Alonso Ruizpalacios / Museo (Müze)
Berlin Film Festivali’nden En İyi Senaryo ödülüyle dönen ve Alonso Ruizpalacios’un birçok festivalde ödüllendirilen Güeros’tan sonra çektiği ilk film olan Müze, Meksika’nın bu en kötü şöhretli soygununu içeriden bir bakış açısıyla anlatıyor. 25 Aralık 1985’te Meksika’nın en saygın, en bilinir, neredeyse kutsal mekânlarından Meksika Antropoloji Müzesi’nin soyulma hikâyesini anlatan Müze’nin senaryosunun yazım sürecinde soyguna bir şekilde bulaşanlarla da görüşmeler gerçekleştirildi. Başrollerden birini üstlenen Gael García Bernal, aynı zamanda filmin yürütücü yapımcılarından. Filmin çekimleri 3 ay boyunca Mexico City, Acapulco ve Palenque’de yapıldı ve Antropoloji Müzesi’nde çekim yapılmasına ilk kez izin verildi.

Matteo Garrone / Dogman
Gomorrah ile mafya ve şiddet sarmalını ele alan Matteo Garrone’nin Cannes’da Altın Palmiye için yarışan son filmi, bu kez küçük bir kıyı kasabasında kötülüğün ve şiddetin toplumdaki izlerini arıyor. Git gide sertleşen atmosferi ve gerçekçi yaklaşımıyla Dogman, İtalya’nın en prestijli ödüllerinden Gümüş Kurdele’lerde sekiz dalda ödül kazanarak yılın en çok konuşulan filmlerinden biri oldu. Başroldeki, oyunculuk eğitimi almamış Marcello Fonte’nin etkisiyle sessiz sinema döneminin efsaneleri Buster Keaton ve Charlie Chaplin’e de gönderme yapan film, Cannes’da Palm Dog ödülünü de kazanırken, Fonte de En İyi Erkek Oyuncu ödülünün sahibi oldu. Dogman, İtalya’nın Oscar adayı oldu.

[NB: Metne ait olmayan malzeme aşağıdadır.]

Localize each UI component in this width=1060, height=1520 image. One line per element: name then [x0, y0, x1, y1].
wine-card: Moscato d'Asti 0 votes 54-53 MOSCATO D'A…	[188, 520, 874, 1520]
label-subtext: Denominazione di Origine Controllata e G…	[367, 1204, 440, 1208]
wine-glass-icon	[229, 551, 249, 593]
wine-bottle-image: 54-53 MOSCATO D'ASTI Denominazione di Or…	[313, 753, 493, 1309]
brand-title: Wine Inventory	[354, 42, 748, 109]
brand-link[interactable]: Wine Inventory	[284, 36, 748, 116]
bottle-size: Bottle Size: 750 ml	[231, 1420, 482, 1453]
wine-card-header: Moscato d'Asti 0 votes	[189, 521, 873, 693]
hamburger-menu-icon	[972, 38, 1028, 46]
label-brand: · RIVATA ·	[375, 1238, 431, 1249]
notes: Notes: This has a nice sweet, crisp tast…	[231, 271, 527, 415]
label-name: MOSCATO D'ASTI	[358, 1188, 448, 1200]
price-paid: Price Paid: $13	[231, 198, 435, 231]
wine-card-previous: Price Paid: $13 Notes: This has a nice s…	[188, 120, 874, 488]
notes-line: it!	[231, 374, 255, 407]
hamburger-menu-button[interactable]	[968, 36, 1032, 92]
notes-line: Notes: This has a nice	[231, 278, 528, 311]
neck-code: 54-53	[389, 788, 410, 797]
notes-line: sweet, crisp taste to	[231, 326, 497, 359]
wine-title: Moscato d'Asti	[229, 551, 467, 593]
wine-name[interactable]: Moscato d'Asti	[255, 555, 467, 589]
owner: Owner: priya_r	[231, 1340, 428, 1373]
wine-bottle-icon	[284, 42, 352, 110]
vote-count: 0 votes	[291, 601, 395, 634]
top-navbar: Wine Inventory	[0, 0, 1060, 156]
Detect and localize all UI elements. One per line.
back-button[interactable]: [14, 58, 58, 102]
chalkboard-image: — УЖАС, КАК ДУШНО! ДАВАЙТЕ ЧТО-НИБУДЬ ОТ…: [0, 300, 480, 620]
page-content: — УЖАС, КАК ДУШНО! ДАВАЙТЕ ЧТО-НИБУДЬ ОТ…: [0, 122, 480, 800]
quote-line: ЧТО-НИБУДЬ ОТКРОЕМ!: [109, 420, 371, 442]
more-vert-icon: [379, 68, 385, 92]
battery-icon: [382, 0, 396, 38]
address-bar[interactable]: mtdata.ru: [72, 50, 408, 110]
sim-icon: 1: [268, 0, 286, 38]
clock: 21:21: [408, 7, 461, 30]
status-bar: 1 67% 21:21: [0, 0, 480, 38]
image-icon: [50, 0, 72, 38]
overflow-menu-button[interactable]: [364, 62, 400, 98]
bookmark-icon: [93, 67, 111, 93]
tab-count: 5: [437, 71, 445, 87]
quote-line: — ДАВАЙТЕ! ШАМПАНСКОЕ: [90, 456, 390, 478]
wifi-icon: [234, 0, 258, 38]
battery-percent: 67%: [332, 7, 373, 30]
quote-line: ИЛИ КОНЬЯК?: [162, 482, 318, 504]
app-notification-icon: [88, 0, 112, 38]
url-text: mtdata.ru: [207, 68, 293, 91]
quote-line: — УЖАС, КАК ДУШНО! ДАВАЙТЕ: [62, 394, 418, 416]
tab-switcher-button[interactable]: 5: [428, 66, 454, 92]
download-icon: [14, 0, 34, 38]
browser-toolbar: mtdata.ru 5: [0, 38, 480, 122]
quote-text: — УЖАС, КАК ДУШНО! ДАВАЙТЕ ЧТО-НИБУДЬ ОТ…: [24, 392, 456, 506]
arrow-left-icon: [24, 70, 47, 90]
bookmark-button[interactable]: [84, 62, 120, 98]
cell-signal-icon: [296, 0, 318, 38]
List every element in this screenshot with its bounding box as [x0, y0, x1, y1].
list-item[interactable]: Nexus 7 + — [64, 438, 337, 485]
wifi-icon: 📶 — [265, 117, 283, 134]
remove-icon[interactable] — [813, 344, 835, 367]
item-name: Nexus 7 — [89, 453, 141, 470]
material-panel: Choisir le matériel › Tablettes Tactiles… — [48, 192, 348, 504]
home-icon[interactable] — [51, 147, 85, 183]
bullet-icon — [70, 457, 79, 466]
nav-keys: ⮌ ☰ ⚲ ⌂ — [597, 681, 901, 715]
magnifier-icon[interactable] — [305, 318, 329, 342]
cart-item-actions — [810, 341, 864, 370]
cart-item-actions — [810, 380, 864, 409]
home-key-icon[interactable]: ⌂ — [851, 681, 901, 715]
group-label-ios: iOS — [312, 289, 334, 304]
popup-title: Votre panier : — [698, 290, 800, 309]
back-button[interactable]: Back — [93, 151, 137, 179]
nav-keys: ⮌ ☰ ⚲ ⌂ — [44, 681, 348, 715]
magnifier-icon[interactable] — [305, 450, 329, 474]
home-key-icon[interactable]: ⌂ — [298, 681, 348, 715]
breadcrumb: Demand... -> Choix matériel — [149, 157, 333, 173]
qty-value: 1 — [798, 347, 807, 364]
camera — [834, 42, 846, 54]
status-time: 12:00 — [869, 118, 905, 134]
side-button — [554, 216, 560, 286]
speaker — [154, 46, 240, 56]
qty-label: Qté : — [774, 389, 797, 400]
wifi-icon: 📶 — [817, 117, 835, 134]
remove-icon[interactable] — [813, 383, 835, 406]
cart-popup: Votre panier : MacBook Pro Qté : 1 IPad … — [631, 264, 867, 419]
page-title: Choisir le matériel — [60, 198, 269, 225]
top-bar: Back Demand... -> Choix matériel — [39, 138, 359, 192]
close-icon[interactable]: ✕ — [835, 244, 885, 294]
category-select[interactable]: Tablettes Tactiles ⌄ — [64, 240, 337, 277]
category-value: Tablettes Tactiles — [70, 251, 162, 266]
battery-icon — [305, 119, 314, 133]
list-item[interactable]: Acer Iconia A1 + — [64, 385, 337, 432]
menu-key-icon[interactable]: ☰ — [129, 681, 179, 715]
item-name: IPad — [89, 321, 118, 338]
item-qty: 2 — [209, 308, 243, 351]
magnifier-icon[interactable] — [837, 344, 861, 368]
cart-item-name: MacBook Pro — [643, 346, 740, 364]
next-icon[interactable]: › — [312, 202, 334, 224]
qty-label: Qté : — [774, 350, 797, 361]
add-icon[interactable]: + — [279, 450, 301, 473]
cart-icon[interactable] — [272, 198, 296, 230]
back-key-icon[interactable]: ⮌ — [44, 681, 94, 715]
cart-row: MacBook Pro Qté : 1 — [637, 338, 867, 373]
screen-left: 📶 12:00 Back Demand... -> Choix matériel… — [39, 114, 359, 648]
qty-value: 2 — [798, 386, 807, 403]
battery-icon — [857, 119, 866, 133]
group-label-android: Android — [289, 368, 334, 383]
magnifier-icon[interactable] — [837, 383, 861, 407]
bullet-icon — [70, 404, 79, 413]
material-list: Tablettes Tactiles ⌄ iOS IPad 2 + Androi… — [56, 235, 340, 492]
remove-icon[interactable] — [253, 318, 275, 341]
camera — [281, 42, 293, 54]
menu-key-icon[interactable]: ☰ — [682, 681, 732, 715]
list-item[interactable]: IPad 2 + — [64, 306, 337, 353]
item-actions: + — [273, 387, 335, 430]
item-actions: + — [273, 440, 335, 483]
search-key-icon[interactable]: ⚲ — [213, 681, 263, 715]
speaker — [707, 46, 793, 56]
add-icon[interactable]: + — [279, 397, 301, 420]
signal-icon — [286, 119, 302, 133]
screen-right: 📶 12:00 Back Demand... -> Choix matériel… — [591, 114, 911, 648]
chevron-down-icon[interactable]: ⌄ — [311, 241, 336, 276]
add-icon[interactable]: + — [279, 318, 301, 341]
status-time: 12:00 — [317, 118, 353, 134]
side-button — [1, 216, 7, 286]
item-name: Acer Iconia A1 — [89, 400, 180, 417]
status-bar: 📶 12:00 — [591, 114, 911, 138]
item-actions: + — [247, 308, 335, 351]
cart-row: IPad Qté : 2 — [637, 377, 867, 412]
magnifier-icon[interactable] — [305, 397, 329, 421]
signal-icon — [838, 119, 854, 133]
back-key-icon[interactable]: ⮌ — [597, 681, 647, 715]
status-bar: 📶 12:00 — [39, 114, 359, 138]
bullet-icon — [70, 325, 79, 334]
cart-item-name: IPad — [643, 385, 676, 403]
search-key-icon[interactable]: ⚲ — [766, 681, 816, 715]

Gus Van Sant / Don’t Worry, He Won’t Get Far On Foot (Merak Etme, Fazla Uzaklaşamaz)
Amerikan bağımsız sinemasının en önemli isimlerinden Gus Van Sant’ın son filmi Merak Etme, Fazla Uzaklaşamaz / Don’t Worry, He Won’t Get Far On Foot, bir azim, yaşam sevinci ve sıra dışı başarı öyküsü anlatıyor. Başrolündeki Joaquin Phoenix’in benzersiz performansıyla bolca övülen ve şimdiden 2019 Oscar’ları için adı anılan film, yönetmen Van Sant’ın dostu da olan karikatürist John Callahan’ın gerçek hayat hikâyesinden esinleniyor. Trafik kazası sonucu belden aşağısı felçli kalan 21 yaşındaki Callahan, gönülsüzce razı olduğu zorlu rehabilitasyon sürecinde çizim yeteneğini keşfediyor; dünyaca ünlü bir karikatürist olma yolunda bir yandan da alkol bağımlılığını yenmeye çalışıyor. Dünya prömiyerini Sundance’te yapan filmin oyuncu kadrosunda müzik dünyasından Carrie Brownstein, Beth Ditto ve Kim Gordon da yer alıyor. Gus Van Sant 2007 yılında İstanbul Film Festivali’nin Sinema Onur Ödülü’nü almıştı.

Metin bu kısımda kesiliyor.